Burbage Tunnel
Burbage Tunnel
The Cromford & High Peak Railway (C&HPR), originally planned by Josias Jessop, was executed under the direction of engineer Thomas Woodhouse. The estimated cost of £164,000 proved to be woefully short of the mark.
An act was obtained in May 1825 with the objective of creating a waterway to connect the Cromford and Peak Forest canals. Due to the mountainous and rugged nature of the landscape between them – involving an easterly ascent of 992 feet and western descent of almost 800 feet – the scheme was soon revised in favour of a railway.
Whilst the hills were generally conquered using rope-worked inclined planes, Burbage Edge to the west of Buxton was pierced by a tunnel. Costed at £5,700 in 1824, the structure was driven from its two ends, without any intermediate shafts being sunk. Gunpower was used to blast through the hard clunch or shale strata.
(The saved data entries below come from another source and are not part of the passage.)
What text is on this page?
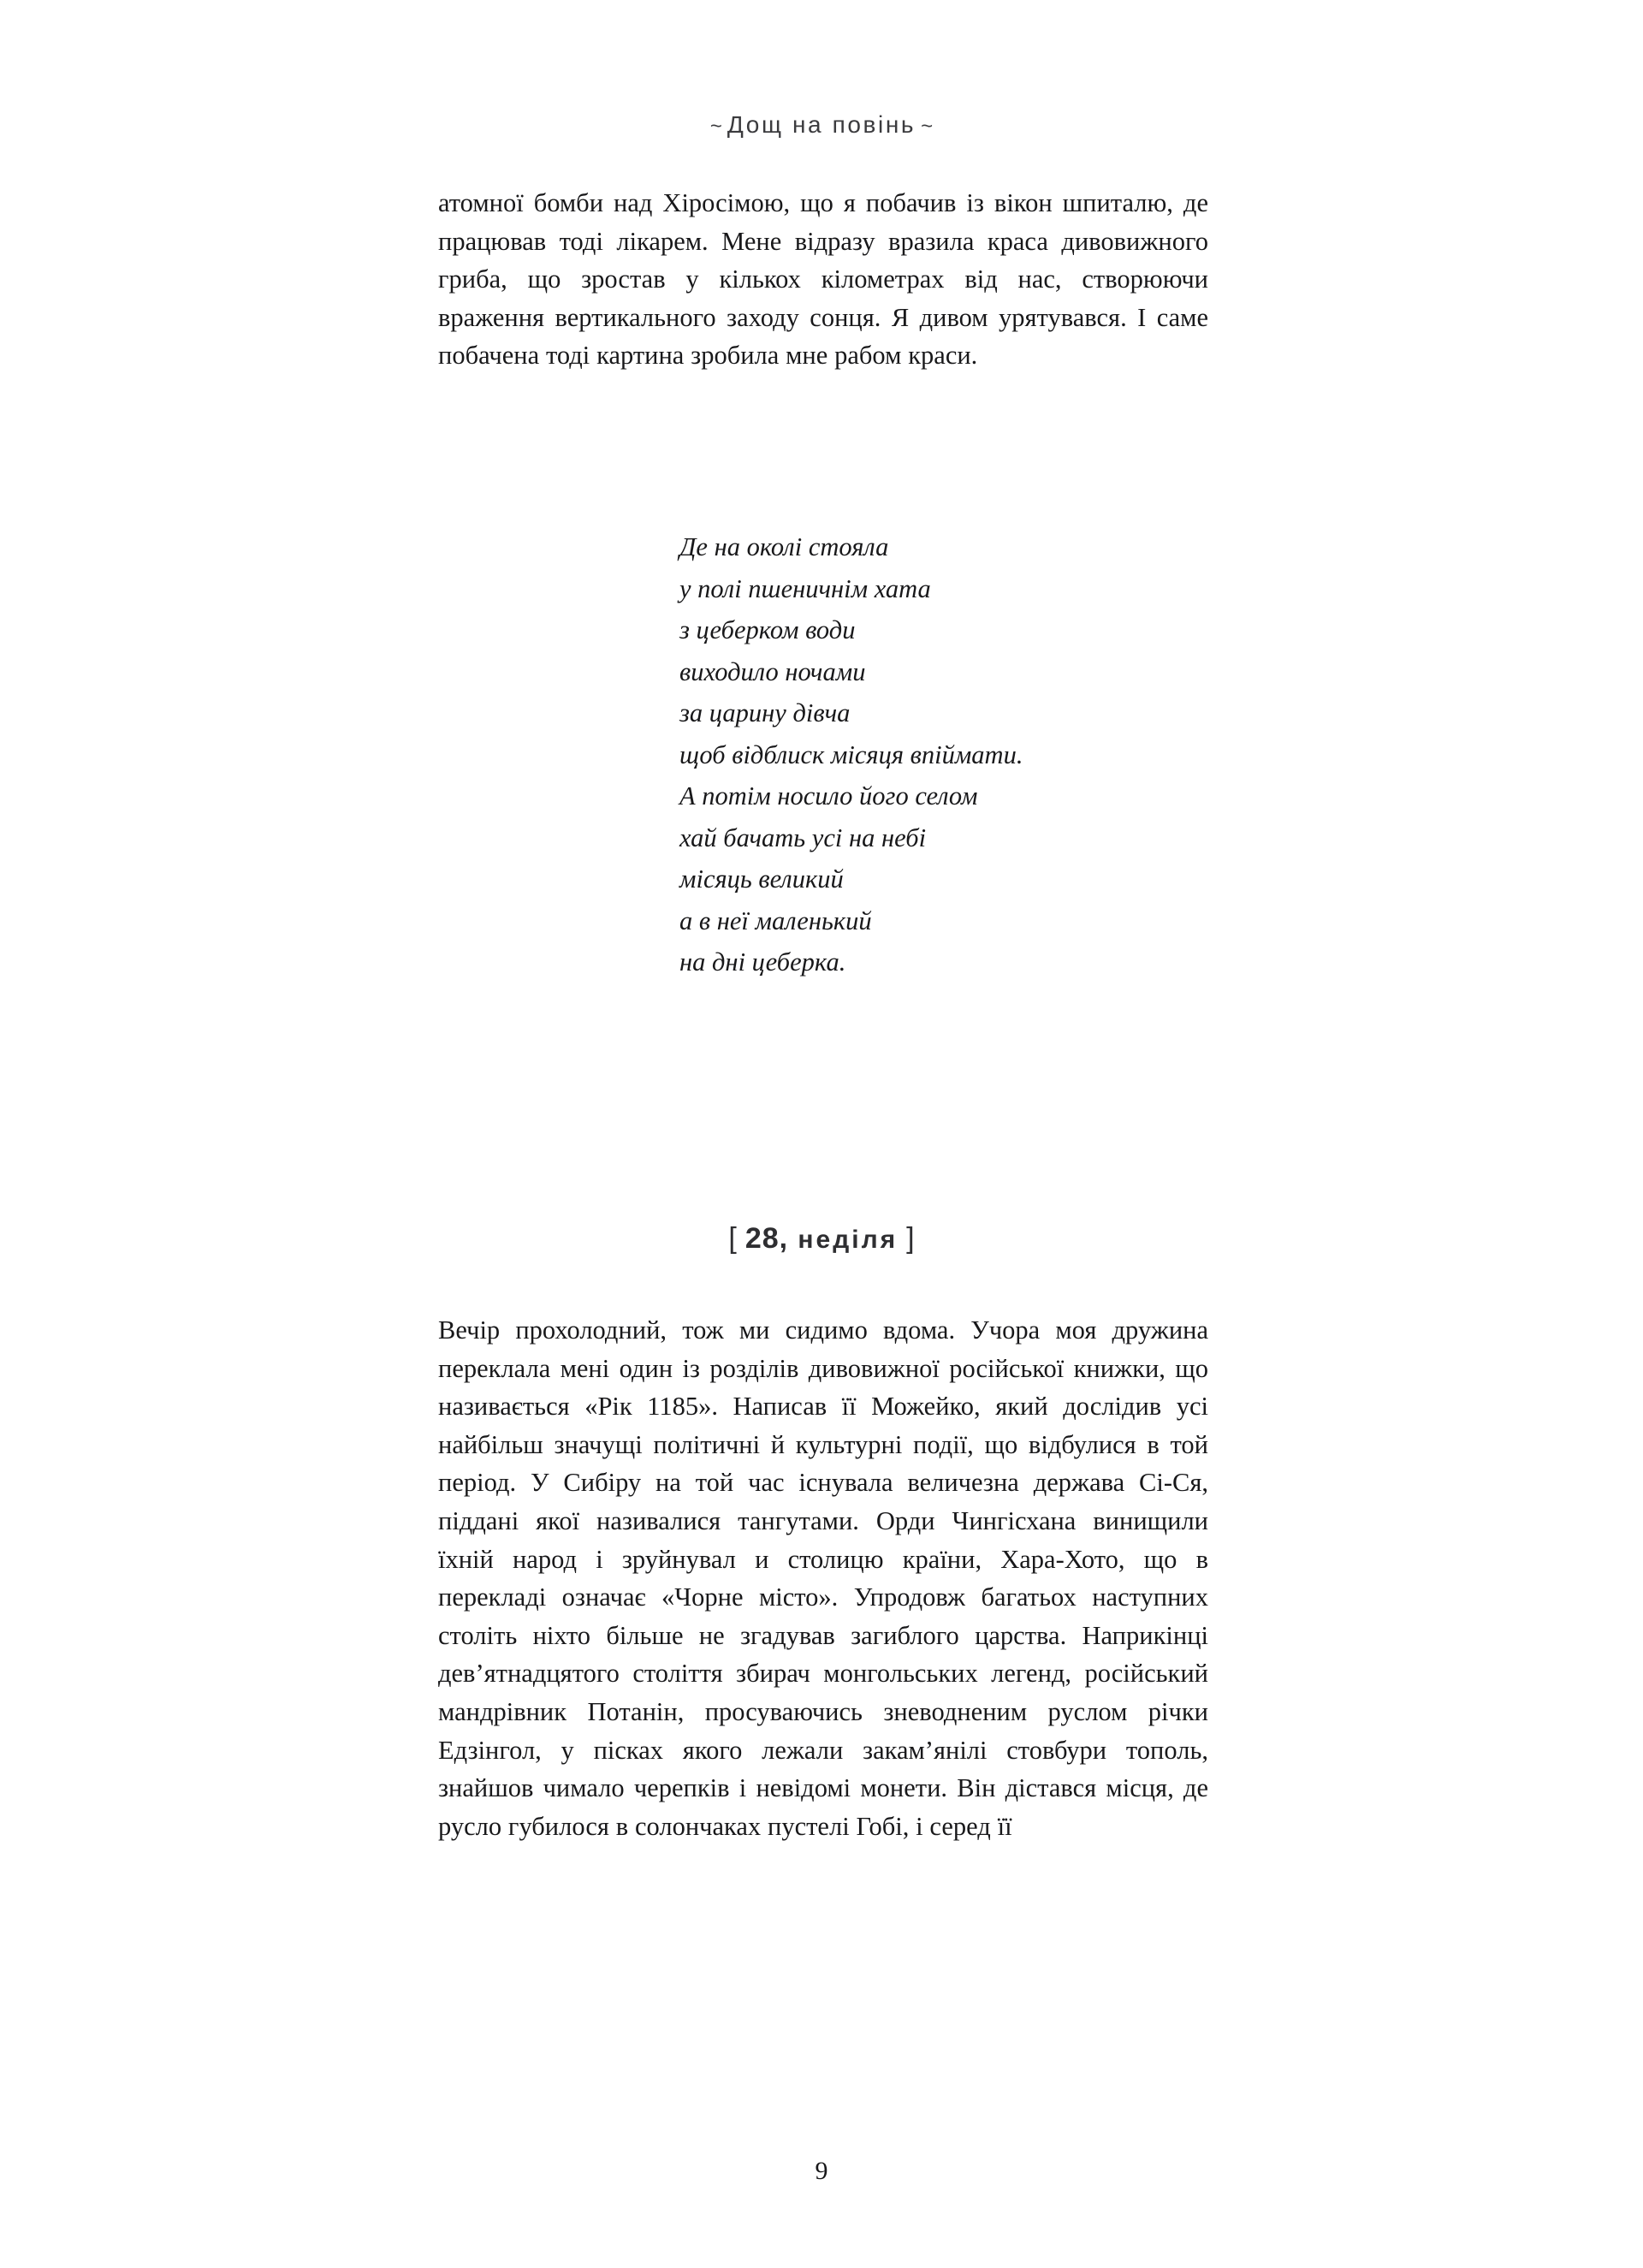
~ Дощ на повінь ~

атомної бомби над Хіросімою, що я побачив із вікон шпиталю, де працював тоді лікарем. Мене відразу вразила краса дивовижного гриба, що зростав у кількох кілометрах від нас, створюючи враження вертикального заходу сонця. Я дивом урятувався. І саме побачена тоді картина зробила мне рабом краси.

Де на околі стояла
у полі пшеничнім хата
з цеберком води
виходило ночами
за царину дівча
щоб відблиск місяця впіймати.
А потім носило його селом
хай бачать усі на небі
місяць великий
а в неї маленький
на дні цеберка.
[ 28, неділя ]

Вечір прохолодний, тож ми сидимо вдома. Учора моя дружина переклала мені один із розділів дивовижної російської книжки, що називається «Рік 1185». Написав її Можейко, який дослідив усі найбільш значущі політичні й культурні події, що відбулися в той період. У Сибіру на той час існувала величезна держава Сі-Ся, піддані якої називалися тангутами. Орди Чингісхана винищили їхній народ і зруйнувал и столицю країни, Хара-Хото, що в перекладі означає «Чорне місто». Упродовж багатьох наступних століть ніхто більше не згадував загиблого царства. Наприкінці дев’ятнадцятого століття збирач монгольських легенд, російський мандрівник Потанін, просуваючись зневодненим руслом річки Едзінгол, у пісках якого лежали закам’янілі стовбури тополь, знайшов чимало черепків і невідомі монети. Він дістався місця, де русло губилося в солончаках пустелі Гобі, і серед її

9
21 feet wide and 16 feet high, it was the longest of three tunnels on the C&HPR’s original alignment at 580 yards. Together with a small cutting at nearby Ladmanlow, the total volume of material excavated amounted to 62,000 cubic yards. The structure was lined throughout with masonry and accommodated a single track. It opened on 6th July 1831, just over a year after the Cromford Wharf to Hurdlow section had seen its first traffic.
Initially horse-drawn between the inclines, steam locomotives were first used to haul trains along the line in 1833. The route’s northern section – including the tunnel – was abandoned on 25th June 1892 after its then owner, the London & North Western Railway, opened a new connection into Buxton from Harpur Hill.
Today the tunnel is secured at both ends, with the original concrete barriers being replaced with walls of brick at the south end and stone at the north. Material for the latter was obtained by dismantling the portal. Now very wet and with considerable distortion in places, the tunnel is used by BT to carry a communications cable. This is laid in a concrete trough down the centre line.